I am probably venturing into a dangerous zone with this post, but I strongly believe the topic is important.

Over the past two plus years, we have learned that teachers are reluctant to suggest to a parent that tutoring may be a good idea. We were told by one elementary school counselor that she was not allowed to suggest tutoring to a parent for fear of being sued.

I could go way off topic here and rant about our litigious society, but I will control myself!

Many teachers tutor after school for extra income. I understand this; however, I do have to wonder how “ready” these teachers are to tutor after a full day in the classroom. Human nature tells me that unless these teachers possess super human skills, they are going to be tired. I know when I was in the classroom; I was exhausted at the end of the day!

In a February 2013 blog https://jnrtutoringacademy.wordpress.com/2013/02/28/teacher-or-tutor/, I explained the differences between teaching and tutoring.

One of our first clients came to us the summer following first grade. His teachers did not want to pass him to the second grade. He could not read at grade level – or anywhere near grade level, for that matter! We worked with him an hour a day, four days a week for six weeks and were able to increase his reading level by five. Still not where he needed to be, but obviously much better! During that time I realized that this young man was quite bright, but quite stubborn!

Although they passed him to the second grade, he attended first grade reading classes. I met regularly with his teachers that year. During each meeting my evaluation of him was always much better/higher than the teachers’. Obviously I had the advantage of not having to pay attention to numerous other children while working with him. However, his school teachers never saw the ability that I did.

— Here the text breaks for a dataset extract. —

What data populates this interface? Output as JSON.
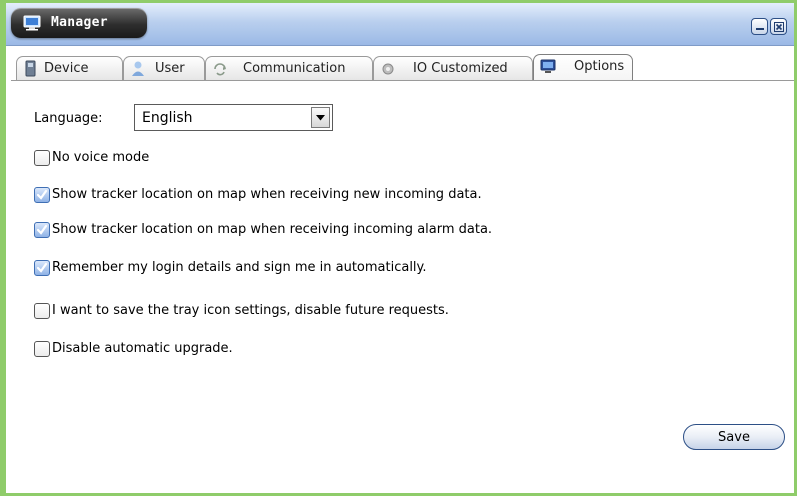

At the completion of the second grade, again they did not want to pass him to the next grade. The justification for this was that he had not learned the second grade reading skills (since he was in first grade reading). So this past summer we went to work again to fill in the missing elements.

Unfortunately this time the school would not allow him to matriculate to the third grade. The parents decided to remove him from that school. He is now in the third grade and thriving!

Not only is this a success story for us at j&R, but it illustrates that there are times when classroom teachers have so much on their plates that they just don’t see what is in front of them.

There is nothing “wrong” with tutoring, nor does it mean your child is not smart. Not all students and teachers “click.” Not all students and tutors click, for that matter! But if a child is struggling and falling behind, what advantage is there to wait and see?